The further out you can buy tickets, the better, he said, with the ideal window being between 30 and 45 days before your flight to lock in the best price. But if you’re going last minute, you can at least try to pick the best days to fly.

“We found that the average lowest airfare is 6 percent more than it was last year,” Spiegel said, “with Saturday being the most expensive day to fly, and Monday being the least expensive day.”
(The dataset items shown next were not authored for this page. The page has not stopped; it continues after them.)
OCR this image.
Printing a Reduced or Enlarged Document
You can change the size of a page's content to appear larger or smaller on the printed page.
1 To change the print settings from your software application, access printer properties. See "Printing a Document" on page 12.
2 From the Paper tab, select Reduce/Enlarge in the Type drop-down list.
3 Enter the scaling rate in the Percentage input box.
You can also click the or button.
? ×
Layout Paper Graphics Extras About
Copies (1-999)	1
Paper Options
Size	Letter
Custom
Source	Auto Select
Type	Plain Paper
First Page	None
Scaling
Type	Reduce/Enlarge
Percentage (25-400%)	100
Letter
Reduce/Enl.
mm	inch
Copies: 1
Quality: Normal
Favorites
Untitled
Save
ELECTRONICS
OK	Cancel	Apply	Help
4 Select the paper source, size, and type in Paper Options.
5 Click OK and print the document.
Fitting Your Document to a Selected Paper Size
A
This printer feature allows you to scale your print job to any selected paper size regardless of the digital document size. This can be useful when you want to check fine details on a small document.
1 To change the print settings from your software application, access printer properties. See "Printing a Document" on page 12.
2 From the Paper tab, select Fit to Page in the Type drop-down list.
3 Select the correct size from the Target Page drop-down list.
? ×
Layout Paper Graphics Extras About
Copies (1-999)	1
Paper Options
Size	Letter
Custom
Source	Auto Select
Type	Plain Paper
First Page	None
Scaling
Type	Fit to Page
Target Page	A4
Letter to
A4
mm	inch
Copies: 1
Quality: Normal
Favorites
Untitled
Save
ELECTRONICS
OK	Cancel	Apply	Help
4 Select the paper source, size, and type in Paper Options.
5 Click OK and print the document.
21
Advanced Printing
For driving, planning is also helpful. Spiegel said that driving with windows down is cheaper than using air conditioning, despite the debates to the contrary about wind resistance. It also helps to double-check your plans for accommodations in advance, to ensure you’re not scrambling when you arrive at your destination. And planning a route in advance can also save both time and money.

For those hoping to plan a driving route, Kuntch recommended PennDOT’s new 511pa.com website. Among its features are maps from previous years, which show when and where traffic tended to pile up.

And it doesn’t hurt to keep an eye on the weather, either. It’s no fun driving into a thunderstorm, but flying into a thunderstorm isn’t even an option.

“A bad thunderstorm in Chicago or Dallas or Atlanta can really screw up the national airline system,” Miller said. “So come prepared for a delay if you have if you have a connecting flight.”